Partido de Gilberto Kassab chega a 2026 com a maior rede municipal do país, bancadas robustas no Congresso e três nomes na disputa interna pela Presidência, em movimento para se apresentar como alternativa à polarização.
A poucos meses das eleições de 2026, o PSD entra no jogo nacional exibindo musculatura rara no sistema partidário brasileiro. Depois de sair das urnas de 2024 com 891 prefeitos eleitos, a legenda consolidou capilaridade municipal e chega ao ano eleitoral com 47 deputados federais e 14 senadores, o que a mantém entre as principais forças do Congresso.

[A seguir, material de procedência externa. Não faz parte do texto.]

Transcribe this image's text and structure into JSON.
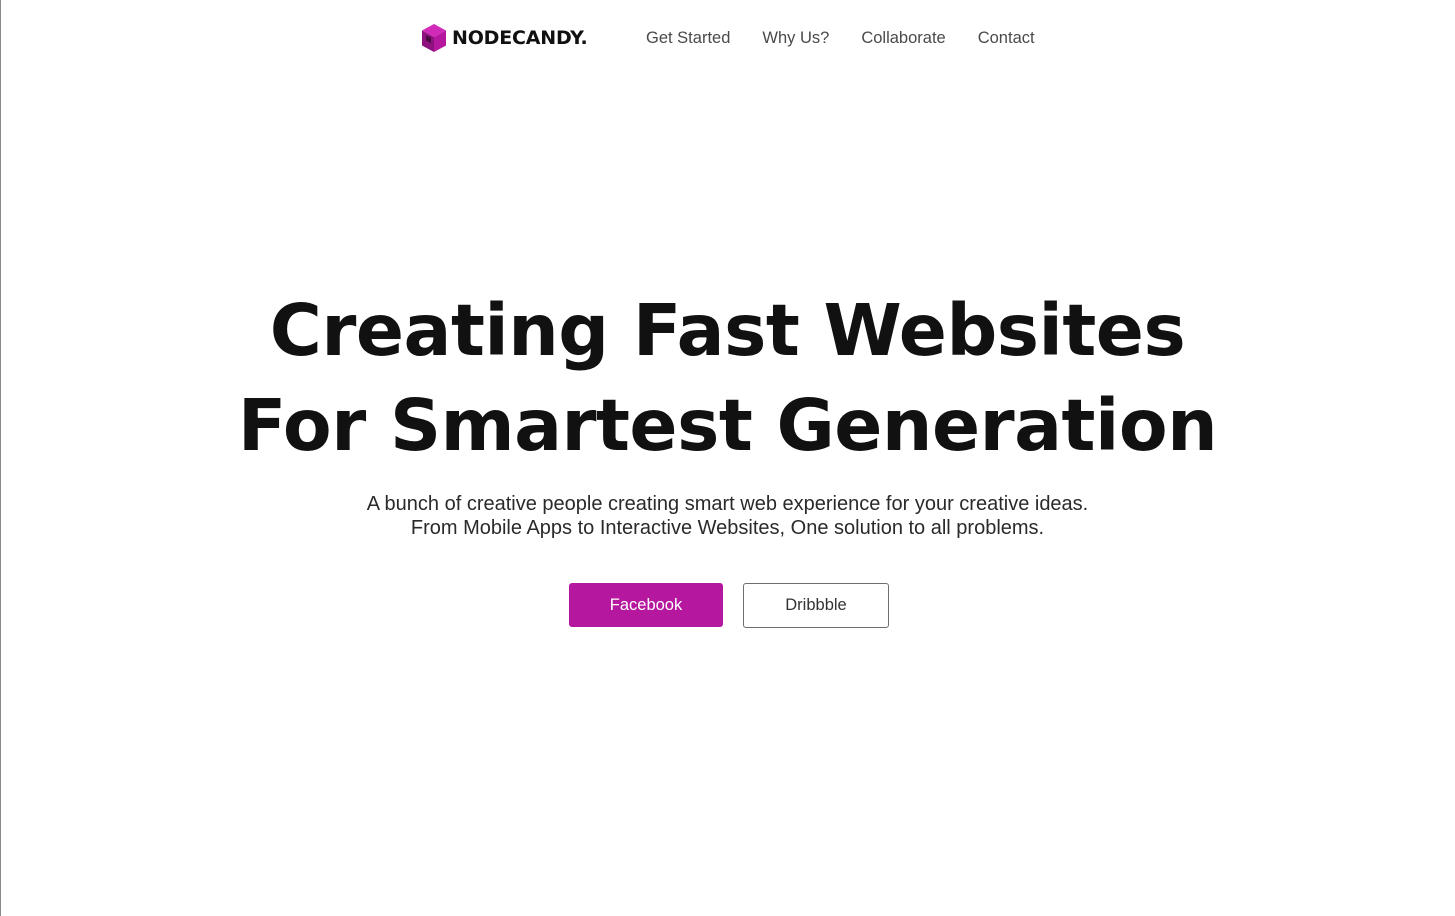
{
  "nav": {
    "logo": {
      "icon": "cube-logo-icon",
      "text": "NODECANDY."
    },
    "links": [
      {
        "label": "Get Started"
      },
      {
        "label": "Why Us?"
      },
      {
        "label": "Collaborate"
      },
      {
        "label": "Contact"
      }
    ]
  },
  "hero": {
    "title_lines": [
      "Creating Fast Websites",
      "For Smartest Generation"
    ],
    "subtitle_lines": [
      "A bunch of creative people creating smart web experience for your creative ideas.",
      "From Mobile Apps to Interactive Websites, One solution to all problems."
    ],
    "buttons": {
      "primary": "Facebook",
      "secondary": "Dribbble"
    }
  },
  "colors": {
    "accent": "#b5179e",
    "logo_dark": "#5b0f52",
    "text": "#111111",
    "nav_text": "#4a4a4a",
    "background": "#ffffff"
  }
}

Nos estados, o partido também ampliou espaço e reuniu uma vitrine de peso. Hoje, o PSD abriga governadores como Ratinho Junior, Eduardo Leite, Ronaldo Caiado, Raquel Lyra, Fábio Mitidieri e Marcos Rocha, combinação que reforça a presença da sigla em diferentes regiões e amplia sua capacidade de negociação política no plano nacional.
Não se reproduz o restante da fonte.